Trump, too, sent troops to Los Angeles earlier this year after demonstrators challenged aggressive immigration raids that supported the president's pledge for mass deportations of immigrants without legal status. Citing Section 12406 of Title X of the U.S. Code, Trump nationalized the California National Guard, over the objections of California Gov. Gavin Newsom. He dispatched 4,200 National Guard soldiers and 700 Marines into Los Angeles.
"Title X is the body of statutes that govern the military," Nunn said. "The Insurrection Act is also part of Title X. He didn't use the Insurrection Act. Instead, he has used the statute, 12406, that is not historically understood as an authority that allows the president to deploy troops. It's instead always been seen as a federalization authority."
The Trump administration, however, has argued in court that the statute both approves deployment and acts as an exception to the Posse Comitatus Act, the law that bars federal troops from participating in law enforcement unless authorized by Congress.
"So the Trump administration's interpretation of this law is unprecedented," Nunn said. "It's novel. It's not consistent with how the statute has always been understood."
Trump has faced strong opposition from mayors and governors -- as well as judges -- as he has issued a series of orders that assigned the military to law enforcement duties.
In August, he called up 800 troops from the District of Columbia National Guard after declaring a crime emergency in Washington. Local officials pointed out that the crime rate had declined significantly, but they had little recourse in stopping the deployment.
"The president has a freer hand in D.C. because it's not a state, because it's the seat of the federal government, than he does anywhere else," Nunn said.
But last weekend, U.S. District Judge Karin Immergut, a Trump appointee, twice blocked the administration from sending National Guard troops into Portland, Oregon. Trump said the city has been "on fire for years," adding "I think that's all insurrection, really criminal insurrection."
Immergut's first order blocked the deployment of Oregon National Guard troops. Then Trump attempted to send troops from neighboring California. Immergut told the Department of Justice the second deployment was "in direct contravention" of her restraining order.
Some advisers reportedly urged Trump to declare martial law after he refused to accept the results of the 2020 presidential election.

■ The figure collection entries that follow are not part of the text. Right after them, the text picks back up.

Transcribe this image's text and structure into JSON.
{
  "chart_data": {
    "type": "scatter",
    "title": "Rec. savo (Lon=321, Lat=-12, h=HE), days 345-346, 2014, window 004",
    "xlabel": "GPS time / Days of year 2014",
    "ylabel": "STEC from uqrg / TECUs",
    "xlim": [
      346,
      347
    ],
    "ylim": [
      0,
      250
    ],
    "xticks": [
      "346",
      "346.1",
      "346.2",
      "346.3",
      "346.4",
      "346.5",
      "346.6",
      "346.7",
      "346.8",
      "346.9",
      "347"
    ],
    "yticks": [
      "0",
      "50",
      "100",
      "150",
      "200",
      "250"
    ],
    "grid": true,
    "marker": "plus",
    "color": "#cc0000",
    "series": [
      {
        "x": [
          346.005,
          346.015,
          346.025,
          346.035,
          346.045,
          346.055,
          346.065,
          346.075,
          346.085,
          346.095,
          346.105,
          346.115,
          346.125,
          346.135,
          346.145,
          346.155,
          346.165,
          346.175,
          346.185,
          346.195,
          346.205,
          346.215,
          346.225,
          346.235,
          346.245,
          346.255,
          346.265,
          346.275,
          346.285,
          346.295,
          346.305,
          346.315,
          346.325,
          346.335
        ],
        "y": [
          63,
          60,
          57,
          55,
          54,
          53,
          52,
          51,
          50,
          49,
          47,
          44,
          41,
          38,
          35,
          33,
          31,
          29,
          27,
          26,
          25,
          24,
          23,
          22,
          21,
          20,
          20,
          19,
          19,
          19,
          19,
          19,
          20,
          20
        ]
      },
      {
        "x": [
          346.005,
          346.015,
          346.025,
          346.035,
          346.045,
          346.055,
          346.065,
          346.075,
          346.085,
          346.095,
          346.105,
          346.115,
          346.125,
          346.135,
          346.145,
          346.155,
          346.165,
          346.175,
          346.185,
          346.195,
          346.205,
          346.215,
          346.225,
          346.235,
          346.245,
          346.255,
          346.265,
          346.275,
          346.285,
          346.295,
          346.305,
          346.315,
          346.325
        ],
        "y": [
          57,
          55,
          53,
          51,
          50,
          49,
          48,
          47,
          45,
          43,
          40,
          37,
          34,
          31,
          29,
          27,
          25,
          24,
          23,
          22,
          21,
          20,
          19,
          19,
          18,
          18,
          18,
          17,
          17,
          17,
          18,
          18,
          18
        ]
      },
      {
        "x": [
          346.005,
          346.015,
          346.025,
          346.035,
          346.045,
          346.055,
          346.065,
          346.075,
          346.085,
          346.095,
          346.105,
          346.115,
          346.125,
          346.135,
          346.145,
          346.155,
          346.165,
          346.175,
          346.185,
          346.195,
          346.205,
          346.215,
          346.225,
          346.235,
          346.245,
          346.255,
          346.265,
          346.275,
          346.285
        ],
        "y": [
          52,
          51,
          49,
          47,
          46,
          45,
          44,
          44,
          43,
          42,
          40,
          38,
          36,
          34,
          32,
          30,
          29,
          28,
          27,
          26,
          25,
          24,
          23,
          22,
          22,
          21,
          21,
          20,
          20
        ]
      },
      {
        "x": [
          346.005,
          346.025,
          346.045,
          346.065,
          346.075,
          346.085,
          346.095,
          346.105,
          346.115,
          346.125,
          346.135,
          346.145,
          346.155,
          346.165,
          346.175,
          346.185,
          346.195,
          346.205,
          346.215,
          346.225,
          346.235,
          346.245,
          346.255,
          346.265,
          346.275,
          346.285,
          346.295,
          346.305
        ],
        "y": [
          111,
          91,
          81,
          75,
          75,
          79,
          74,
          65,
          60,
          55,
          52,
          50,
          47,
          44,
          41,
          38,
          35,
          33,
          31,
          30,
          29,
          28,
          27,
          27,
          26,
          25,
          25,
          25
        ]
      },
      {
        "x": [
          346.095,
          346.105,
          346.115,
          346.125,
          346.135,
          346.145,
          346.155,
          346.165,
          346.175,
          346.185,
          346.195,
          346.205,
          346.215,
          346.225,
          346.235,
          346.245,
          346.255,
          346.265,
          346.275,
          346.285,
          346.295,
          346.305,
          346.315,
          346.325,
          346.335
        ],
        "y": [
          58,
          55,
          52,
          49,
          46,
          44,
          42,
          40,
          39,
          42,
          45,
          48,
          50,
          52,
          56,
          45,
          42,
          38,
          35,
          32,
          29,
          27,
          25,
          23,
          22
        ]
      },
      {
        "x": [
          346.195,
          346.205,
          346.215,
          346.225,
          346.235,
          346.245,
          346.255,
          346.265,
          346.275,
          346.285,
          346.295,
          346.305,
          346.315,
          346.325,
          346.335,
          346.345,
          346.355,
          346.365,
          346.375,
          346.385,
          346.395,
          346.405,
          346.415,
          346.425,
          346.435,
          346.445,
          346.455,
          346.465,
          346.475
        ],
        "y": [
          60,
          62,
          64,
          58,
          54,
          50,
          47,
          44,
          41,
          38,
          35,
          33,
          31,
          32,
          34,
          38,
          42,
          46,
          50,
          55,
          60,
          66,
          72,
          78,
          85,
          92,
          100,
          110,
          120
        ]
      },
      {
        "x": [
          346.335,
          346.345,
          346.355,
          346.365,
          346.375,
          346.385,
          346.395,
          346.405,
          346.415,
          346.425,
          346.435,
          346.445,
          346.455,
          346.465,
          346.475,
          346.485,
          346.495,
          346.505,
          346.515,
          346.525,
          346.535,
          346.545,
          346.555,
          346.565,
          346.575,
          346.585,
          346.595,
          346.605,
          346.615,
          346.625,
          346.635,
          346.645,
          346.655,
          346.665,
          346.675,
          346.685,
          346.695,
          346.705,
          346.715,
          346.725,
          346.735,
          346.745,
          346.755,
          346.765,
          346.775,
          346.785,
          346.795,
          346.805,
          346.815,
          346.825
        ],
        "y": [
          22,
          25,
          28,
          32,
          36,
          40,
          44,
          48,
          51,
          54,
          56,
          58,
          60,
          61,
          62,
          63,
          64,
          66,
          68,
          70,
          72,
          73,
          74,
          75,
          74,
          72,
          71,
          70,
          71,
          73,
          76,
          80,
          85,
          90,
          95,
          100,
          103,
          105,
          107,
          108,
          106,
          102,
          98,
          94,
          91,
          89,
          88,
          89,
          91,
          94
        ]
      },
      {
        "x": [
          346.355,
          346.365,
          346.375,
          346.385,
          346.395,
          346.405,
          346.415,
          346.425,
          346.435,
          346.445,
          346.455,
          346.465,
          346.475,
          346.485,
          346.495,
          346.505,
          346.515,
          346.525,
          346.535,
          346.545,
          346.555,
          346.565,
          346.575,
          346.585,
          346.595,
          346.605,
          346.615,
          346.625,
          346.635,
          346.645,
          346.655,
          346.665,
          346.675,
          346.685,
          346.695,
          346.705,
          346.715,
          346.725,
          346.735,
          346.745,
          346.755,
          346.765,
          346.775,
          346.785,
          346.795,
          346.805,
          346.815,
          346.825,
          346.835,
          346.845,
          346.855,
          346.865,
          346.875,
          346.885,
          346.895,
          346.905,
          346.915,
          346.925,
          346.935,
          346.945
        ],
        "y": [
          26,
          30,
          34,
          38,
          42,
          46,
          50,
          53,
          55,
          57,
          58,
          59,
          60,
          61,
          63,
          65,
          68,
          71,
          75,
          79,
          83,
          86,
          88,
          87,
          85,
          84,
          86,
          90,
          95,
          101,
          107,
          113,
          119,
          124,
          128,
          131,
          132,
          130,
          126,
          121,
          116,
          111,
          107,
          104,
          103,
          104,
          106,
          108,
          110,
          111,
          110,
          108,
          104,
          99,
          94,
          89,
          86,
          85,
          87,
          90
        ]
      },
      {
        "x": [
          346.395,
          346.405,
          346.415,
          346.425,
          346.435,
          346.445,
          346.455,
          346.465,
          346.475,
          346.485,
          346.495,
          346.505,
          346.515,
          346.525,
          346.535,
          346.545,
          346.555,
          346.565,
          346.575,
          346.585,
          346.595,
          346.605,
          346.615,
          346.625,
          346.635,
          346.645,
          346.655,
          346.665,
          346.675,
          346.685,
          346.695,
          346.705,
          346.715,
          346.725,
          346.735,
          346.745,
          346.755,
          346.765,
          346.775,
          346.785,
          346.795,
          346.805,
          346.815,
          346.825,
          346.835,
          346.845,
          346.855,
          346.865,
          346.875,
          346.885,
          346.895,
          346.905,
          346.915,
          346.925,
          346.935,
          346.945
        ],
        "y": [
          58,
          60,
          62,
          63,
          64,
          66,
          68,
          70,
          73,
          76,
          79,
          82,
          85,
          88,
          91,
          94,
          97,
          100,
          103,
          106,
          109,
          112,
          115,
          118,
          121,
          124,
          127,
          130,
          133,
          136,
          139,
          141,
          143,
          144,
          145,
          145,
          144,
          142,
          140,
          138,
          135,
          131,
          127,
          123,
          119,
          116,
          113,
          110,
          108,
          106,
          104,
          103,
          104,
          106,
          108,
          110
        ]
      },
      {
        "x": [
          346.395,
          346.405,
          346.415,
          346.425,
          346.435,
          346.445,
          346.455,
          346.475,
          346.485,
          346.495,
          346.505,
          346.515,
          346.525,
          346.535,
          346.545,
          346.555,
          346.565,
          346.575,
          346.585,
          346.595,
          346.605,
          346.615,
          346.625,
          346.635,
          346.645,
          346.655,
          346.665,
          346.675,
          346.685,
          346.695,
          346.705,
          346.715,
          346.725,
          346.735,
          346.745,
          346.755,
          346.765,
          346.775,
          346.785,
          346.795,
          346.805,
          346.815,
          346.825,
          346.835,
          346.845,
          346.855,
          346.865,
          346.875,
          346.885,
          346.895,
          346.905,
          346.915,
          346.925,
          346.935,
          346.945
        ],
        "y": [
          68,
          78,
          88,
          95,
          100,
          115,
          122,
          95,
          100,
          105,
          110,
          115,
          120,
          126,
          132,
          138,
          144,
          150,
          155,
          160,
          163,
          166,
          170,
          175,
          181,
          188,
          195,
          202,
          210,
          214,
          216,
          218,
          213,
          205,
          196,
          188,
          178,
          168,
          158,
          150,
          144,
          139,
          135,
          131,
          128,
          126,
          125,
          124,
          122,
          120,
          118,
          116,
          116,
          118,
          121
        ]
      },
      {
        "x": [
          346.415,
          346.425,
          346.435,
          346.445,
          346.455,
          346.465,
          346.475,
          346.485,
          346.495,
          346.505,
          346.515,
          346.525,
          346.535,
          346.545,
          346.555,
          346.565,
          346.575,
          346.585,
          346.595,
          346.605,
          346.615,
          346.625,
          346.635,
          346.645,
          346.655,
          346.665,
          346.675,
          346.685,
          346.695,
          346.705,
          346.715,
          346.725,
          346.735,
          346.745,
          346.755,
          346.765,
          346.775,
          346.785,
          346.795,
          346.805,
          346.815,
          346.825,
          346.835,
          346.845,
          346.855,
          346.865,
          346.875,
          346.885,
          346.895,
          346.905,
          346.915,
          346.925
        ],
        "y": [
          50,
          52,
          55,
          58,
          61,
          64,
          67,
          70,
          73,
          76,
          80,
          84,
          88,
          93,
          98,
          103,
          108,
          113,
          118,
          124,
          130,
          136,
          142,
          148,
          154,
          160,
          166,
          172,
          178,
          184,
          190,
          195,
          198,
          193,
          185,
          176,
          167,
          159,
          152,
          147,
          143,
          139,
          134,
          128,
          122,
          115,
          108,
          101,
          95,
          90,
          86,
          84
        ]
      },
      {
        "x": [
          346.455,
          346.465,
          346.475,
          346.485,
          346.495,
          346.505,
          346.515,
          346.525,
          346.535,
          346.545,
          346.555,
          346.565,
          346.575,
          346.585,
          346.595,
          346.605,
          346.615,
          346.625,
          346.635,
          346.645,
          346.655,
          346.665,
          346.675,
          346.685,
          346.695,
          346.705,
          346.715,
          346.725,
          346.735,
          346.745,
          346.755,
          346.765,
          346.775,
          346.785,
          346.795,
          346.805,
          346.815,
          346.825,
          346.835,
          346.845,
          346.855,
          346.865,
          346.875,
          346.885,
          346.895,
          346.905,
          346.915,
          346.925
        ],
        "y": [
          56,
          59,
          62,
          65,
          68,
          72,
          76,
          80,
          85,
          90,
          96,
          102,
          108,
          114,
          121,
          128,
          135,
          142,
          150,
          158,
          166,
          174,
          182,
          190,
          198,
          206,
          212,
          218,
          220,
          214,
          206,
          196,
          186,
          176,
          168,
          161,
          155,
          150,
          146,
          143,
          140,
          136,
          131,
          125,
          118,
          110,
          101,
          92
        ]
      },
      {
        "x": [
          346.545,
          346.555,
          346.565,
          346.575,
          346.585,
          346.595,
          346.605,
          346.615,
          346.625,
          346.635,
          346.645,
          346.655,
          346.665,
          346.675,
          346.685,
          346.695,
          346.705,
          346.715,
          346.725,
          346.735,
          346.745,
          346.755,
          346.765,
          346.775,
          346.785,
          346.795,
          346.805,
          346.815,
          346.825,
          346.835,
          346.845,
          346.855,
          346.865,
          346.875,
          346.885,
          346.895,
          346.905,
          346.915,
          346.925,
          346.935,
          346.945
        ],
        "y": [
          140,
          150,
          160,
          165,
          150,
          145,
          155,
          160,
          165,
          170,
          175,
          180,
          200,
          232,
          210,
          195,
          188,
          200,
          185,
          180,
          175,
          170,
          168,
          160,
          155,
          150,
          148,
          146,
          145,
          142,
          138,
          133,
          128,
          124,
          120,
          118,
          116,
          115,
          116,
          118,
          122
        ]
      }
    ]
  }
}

And some current aides have suggested Trump take strong action to put down what they claim is an insurrection by people protesting immigration policies.
While martial law and the Insurrection Act can be conflated, these are two separate concepts.
"The two terms are dramatically different, and they are frequently confused," Nunn said. "All that the Insurrection Act allows the president to do is use the military to suppress insurrections and to execute federal law... Martial law is a very different thing."
U.S. law does not expressly define martial law.
"It's been the subject of confusion and debate for basically the entirety of American history," Nunn said. "What that term usually refers to though is an emergency power that allows the military to push aside civilian government and exercise jurisdiction directly over civilians. ... It puts the military in charge of everything."
Supplanting civilian government with military rule is impossible to reconcile with the Constitution, Nunn said. "It goes against, you know, every basic principle of our constitutional system."